The second event is the a-day-long visit of Prime Minister Modi to the Kingdom of Saudi Arabia. The NSA Ajit Doval was rushed to Saudi as it had expressed unhappiness over the situation in Kashmir, perhaps for the sake of some solidarity with their Sunni brethren in Pakistan. At the same time, Saudi Arabia is an important ally of USA in the Middle East. Ajit Doval seemed to have cooled the Saudi tempers.
However, the current visit by the Prime Minister is for trade and investment, backed by a strategic partnership. India and Saudi Arabia signed up for a Strategic Partnership Council (SPC) to monitor trade and energy. This is a significant move towards deepening the bilateral ties. The SPC will have two mechanisms – one led by the foreign ministers of both countries to cover political and diplomatic ties, and the other under the commerce ministers for trade and energy relations. Modi urged the rich Saudi Kingdom and the companies to invest in India. He promised to create favourable investment climate as India aims to become a $5 trillion economy.
The third important event is the visit of German Chancellor Angela Merkel, the ‘Iron lady’ of German politics. Despite huge problems of migrants in her own country, and the economic upheavals in the European Union, she survives in leadership of Germany as well as EU. But, what are our expectations and learnings from Germany? In the renewable energy sector, Germany is the world leader. Are we building our own RE infrastructure, reducing our crippling dependence on eh fossil fuel, although India is the convener, International Solar Alliance and so on.

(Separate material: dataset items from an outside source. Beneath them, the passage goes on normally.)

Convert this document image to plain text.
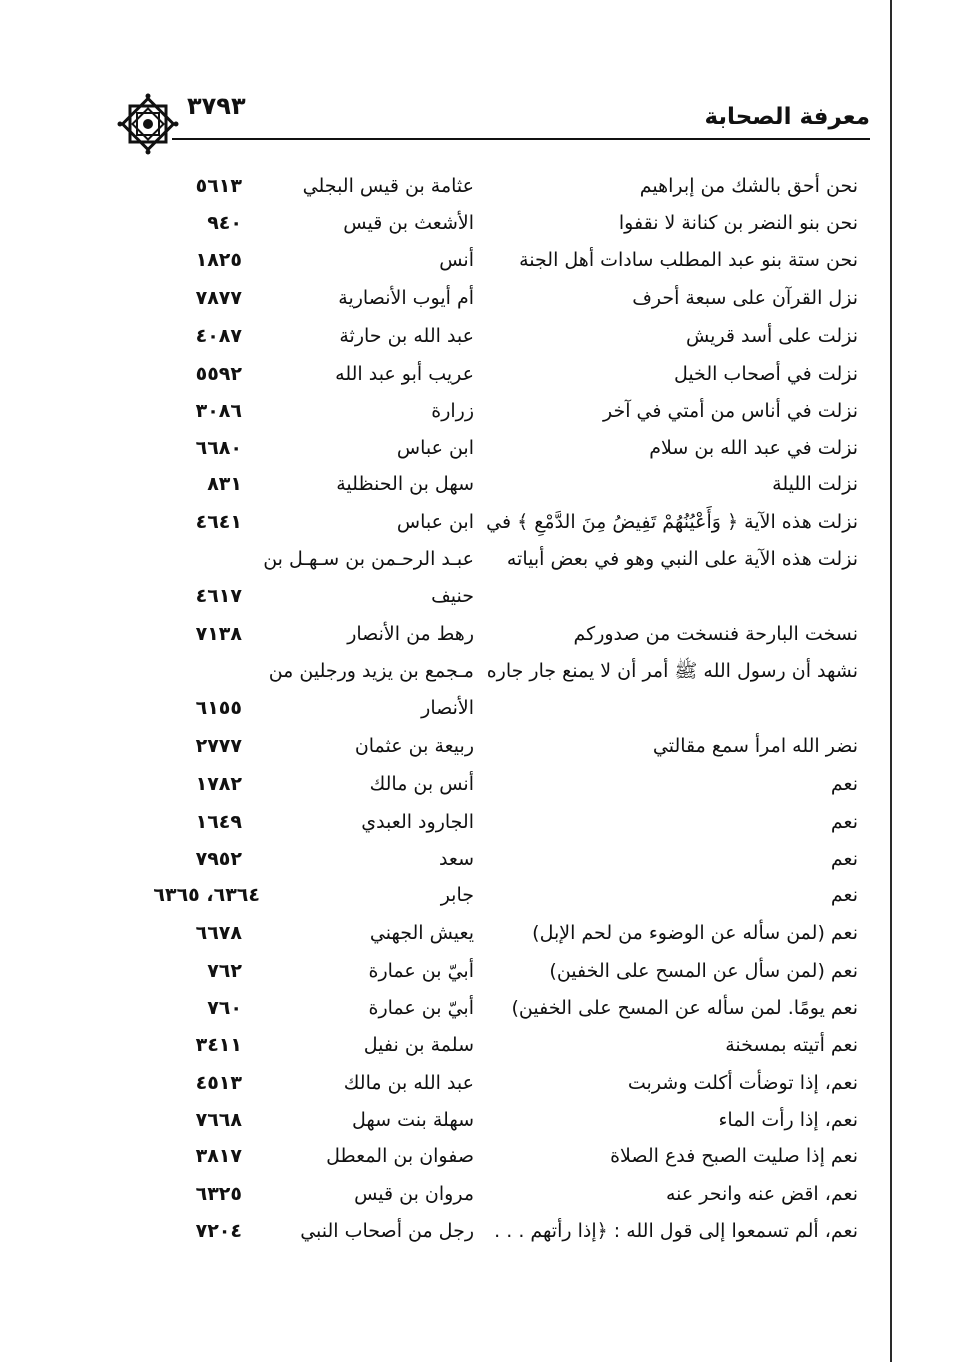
معرفة الصحابة
٣٧٩٣
نحن أحق بالشك من إبراهيم
عثامة بن قيس البجلي
٥٦١٣
نحن بنو النضر بن كنانة لا نقفوا
الأشعث بن قيس
٩٤٠
نحن ستة بنو عبد المطلب سادات أهل الجنة
أنس
١٨٢٥
نزل القرآن على سبعة أحرف
أم أيوب الأنصارية
٧٨٧٧
نزلت على أسد قريش
عبد الله بن حارثة
٤٠٨٧
نزلت في أصحاب الخيل
عريب أبو عبد الله
٥٥٩٢
نزلت في أناس من أمتي في آخر
زرارة
٣٠٨٦
نزلت في عبد الله بن سلام
ابن عباس
٦٦٨٠
نزلت الليلة
سهل بن الحنظلية
٨٣١
نزلت هذه الآية ﴿ وَأَعْيُنُهُمْ تَفِيضُ مِنَ الدَّمْعِ ﴾ في
ابن عباس
٤٦٤١
نزلت هذه الآية على النبي وهو في بعض أبياته
عبـد الرحـمن بن سـهـل بن
حنيف
٤٦١٧
نسخت البارحة فنسخت من صدوركم
رهط من الأنصار
٧١٣٨
نشهد أن رسول الله ﷺ أمر أن لا يمنع جار جاره
مـجمع بن يزيد ورجلين من
الأنصار
٦١٥٥
نضر الله امرأ سمع مقالتي
ربيعة بن عثمان
٢٧٧٧
نعم
أنس بن مالك
١٧٨٢
نعم
الجارود العبدي
١٦٤٩
نعم
سعد
٧٩٥٢
نعم
جابر
٦٣٦٤، ٦٣٦٥
نعم (لمن سأله عن الوضوء من لحم الإبل)
يعيش الجهني
٦٦٧٨
نعم (لمن سأل عن المسح على الخفين)
أبيّ بن عمارة
٧٦٢
نعم يومًا. لمن سأله عن المسح على الخفين)
أبيّ بن عمارة
٧٦٠
نعم أتيته بمسخنة
سلمة بن نفيل
٣٤١١
نعم، إذا توضأت أكلت وشربت
عبد الله بن مالك
٤٥١٣
نعم، إذا رأت الماء
سهلة بنت سهل
٧٦٦٨
نعم إذا صليت الصبح فدع الصلاة
صفوان بن المعطل
٣٨١٧
نعم، اقض عنه وانحر عنه
مروان بن قيس
٦٣٢٥
نعم، ألم تسمعوا إلى قول الله : ﴿إذا رأتهم . . .
رجل من أصحاب النبي
٧٢٠٤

To be sure, Germany is an economic power. New Delhi tends to mix-up or mismatch diplomacy and economy. With Germany, we should talk trade, technology and investment. And, if we can persuade Germany for appropriate technological collaboration, while assuring them the market, we would have drawn huge advantage. Talking terrorism and Kashmir in passing may be a good idea, but these should not dominate the agenda with Germans.
All in all, a busy week of diplomacy and international relations. The axiomatic truth of any successful foreign policy is having strong and credible domestic determinants or national capabilities. For now, it is our economy, political stability and a healthy society based on harmony, and nationhood. If Modi missed this link, we would have once again missed the bus.